“Não há cortes, há contingenciamento”, diz Weintraub, no Senado

Em audiência no Senado, o ministro da Educação diz que universidades não podem ser consideradas "estados soberanos"

Rafaela Felicciano/Metrópoles

atualizado 07/05/2019 13:09

Após anunciar corte de aproximadamente 30% nos recursos de universidades federais, alegando “balbúrdia”, o ministro da Educação, Abraham Weintraub, negou que haja cortes de recursos. A terminologia agora adotada por ele é que há “contingenciamento”.

“Quanto a situação das universidades eu gostaria de reforçar: não houve corte, não há corte. Vou repetir. Não há corte, há um contingenciamento. Há um contingenciamento”, disse o ministro, repetindo duas vezes cada parte da explicação.

Ao menos três universidades já foram impactadas pela medida do governo federal.A Universidade de Brasília (UnB), a Universidade Federal Fluminense (UFF) e a Universidade Federal da Bahia (UFBA). Segundo o ministro, a Universidade Federal de Juiz de Fora (UFJF), em Minas Gerais, está sob avaliação.

Na audiência pública que participou na Comissão de Educação do Senado, o ministro enfatizou que é a favor da autonomia universitária, mas destacou que as universidades brasileiras não podem ser tratadas como “estados soberanos” que, na sua opinião, é o que ocorre atualmente.

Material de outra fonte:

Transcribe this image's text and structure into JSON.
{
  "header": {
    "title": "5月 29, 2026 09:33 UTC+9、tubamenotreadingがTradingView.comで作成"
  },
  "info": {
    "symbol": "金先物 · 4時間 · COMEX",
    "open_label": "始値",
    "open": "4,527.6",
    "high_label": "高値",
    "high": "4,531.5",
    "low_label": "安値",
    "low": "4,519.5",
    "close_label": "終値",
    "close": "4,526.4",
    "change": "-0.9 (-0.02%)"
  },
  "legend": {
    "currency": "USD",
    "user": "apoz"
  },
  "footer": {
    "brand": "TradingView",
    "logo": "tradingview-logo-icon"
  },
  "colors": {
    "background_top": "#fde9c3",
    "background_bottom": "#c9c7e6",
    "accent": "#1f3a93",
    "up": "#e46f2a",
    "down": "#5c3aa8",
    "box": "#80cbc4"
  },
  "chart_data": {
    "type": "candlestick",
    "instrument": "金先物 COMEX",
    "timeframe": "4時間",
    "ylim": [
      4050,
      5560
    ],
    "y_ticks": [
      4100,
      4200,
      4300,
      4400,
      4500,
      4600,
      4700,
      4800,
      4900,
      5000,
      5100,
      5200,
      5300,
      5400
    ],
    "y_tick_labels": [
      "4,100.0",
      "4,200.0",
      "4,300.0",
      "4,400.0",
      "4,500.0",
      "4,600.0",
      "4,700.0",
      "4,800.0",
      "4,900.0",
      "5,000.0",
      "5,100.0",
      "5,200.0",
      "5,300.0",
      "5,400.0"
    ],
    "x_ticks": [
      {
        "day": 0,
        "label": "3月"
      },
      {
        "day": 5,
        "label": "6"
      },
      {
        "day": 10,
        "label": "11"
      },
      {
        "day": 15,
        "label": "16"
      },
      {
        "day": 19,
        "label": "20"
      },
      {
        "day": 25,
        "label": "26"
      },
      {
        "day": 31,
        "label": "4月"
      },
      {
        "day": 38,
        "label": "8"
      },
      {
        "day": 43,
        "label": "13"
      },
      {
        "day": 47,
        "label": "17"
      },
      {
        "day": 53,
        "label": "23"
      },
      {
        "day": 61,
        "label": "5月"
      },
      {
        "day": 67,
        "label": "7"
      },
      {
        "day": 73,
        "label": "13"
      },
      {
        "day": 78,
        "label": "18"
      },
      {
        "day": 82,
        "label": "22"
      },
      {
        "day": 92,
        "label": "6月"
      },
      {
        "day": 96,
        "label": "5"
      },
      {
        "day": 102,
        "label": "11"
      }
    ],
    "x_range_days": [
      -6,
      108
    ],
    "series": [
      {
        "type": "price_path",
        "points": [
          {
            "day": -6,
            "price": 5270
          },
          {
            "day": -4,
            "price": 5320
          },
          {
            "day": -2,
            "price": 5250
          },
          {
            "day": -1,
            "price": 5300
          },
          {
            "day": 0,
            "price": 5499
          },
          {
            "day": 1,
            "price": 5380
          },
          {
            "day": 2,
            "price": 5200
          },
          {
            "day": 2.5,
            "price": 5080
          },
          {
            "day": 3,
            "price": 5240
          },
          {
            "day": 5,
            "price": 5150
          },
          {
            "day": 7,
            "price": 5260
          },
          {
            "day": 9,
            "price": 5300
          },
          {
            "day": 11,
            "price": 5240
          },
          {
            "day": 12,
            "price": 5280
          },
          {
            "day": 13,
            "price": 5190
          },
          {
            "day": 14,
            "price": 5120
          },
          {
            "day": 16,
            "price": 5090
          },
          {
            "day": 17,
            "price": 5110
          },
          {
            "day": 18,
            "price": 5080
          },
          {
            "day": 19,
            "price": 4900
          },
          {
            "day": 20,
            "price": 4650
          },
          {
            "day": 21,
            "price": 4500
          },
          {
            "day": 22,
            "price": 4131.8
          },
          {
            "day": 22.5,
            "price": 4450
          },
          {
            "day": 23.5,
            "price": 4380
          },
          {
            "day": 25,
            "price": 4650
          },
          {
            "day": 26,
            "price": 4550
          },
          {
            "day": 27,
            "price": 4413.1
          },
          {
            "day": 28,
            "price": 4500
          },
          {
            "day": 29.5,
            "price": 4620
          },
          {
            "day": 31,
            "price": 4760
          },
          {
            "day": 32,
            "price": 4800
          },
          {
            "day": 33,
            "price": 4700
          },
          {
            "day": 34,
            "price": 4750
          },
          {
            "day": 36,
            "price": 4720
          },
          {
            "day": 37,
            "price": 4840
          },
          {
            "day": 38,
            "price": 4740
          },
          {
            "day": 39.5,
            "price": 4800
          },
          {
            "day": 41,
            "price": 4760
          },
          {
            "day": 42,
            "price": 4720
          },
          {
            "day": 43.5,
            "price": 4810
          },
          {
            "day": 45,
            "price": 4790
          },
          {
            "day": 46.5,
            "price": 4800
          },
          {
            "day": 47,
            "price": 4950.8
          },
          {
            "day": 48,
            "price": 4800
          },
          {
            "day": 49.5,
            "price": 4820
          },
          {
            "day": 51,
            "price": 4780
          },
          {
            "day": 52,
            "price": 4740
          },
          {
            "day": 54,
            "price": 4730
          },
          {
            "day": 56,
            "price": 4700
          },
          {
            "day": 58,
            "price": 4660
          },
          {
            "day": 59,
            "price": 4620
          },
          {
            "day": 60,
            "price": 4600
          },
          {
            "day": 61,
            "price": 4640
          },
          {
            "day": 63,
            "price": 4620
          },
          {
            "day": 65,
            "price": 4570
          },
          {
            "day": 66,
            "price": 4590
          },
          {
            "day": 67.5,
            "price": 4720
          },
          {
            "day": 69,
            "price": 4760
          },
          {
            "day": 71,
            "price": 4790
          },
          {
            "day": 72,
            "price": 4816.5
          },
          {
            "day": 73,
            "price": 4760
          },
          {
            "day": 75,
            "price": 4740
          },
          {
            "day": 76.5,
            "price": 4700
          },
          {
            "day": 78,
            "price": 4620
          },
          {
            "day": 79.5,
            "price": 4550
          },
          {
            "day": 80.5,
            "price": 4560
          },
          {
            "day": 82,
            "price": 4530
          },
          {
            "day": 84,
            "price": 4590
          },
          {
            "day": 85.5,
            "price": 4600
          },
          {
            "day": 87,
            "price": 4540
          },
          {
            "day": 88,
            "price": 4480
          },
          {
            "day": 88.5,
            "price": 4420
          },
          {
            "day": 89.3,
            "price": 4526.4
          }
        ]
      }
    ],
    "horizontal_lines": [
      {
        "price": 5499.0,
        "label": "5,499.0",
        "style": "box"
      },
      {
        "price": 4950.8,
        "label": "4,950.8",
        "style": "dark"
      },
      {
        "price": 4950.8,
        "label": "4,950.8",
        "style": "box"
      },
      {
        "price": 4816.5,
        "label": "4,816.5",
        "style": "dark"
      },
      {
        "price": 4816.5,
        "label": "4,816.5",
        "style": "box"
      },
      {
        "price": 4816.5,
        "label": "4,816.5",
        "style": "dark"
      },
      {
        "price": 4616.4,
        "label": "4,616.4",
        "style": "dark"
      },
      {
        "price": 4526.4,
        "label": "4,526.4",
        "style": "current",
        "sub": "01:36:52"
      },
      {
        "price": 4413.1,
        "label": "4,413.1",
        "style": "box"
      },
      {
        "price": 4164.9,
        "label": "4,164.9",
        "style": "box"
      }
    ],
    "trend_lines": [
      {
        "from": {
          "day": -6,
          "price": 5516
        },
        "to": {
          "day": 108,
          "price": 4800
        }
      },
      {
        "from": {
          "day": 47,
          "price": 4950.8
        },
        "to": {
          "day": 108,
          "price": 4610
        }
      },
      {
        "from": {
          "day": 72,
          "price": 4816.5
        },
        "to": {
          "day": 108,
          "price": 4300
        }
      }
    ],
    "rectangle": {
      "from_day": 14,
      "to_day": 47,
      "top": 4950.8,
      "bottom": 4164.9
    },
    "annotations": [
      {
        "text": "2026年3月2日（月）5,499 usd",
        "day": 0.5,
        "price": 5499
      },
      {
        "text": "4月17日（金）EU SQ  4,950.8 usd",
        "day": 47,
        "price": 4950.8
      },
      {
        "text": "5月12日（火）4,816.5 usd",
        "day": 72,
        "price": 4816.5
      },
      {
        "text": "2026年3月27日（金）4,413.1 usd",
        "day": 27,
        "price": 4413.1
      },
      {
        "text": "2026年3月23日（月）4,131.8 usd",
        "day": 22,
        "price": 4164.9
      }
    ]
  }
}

“Sou 100% a favor da autonomia universitária. Para mim, [que haja] mais liberdade para as universidades. Mas autonomia universitária não é soberania universitária. Eles não são um estado soberano. Com a legislação que a gente tem no Brasil, não pode ter consumo de drogas dentro dos campi. Porque a lei não permite no território nacional o consumo”, afirmou o ministro.

Protestos
Ao chegar à audiência, o Weintraub enfrentou protestos de estudantes universitários. Ele também se deslocou com admiradores do governo, que lotaram o plenário da Comissão de Educação e o aplaudiram durante suas falas.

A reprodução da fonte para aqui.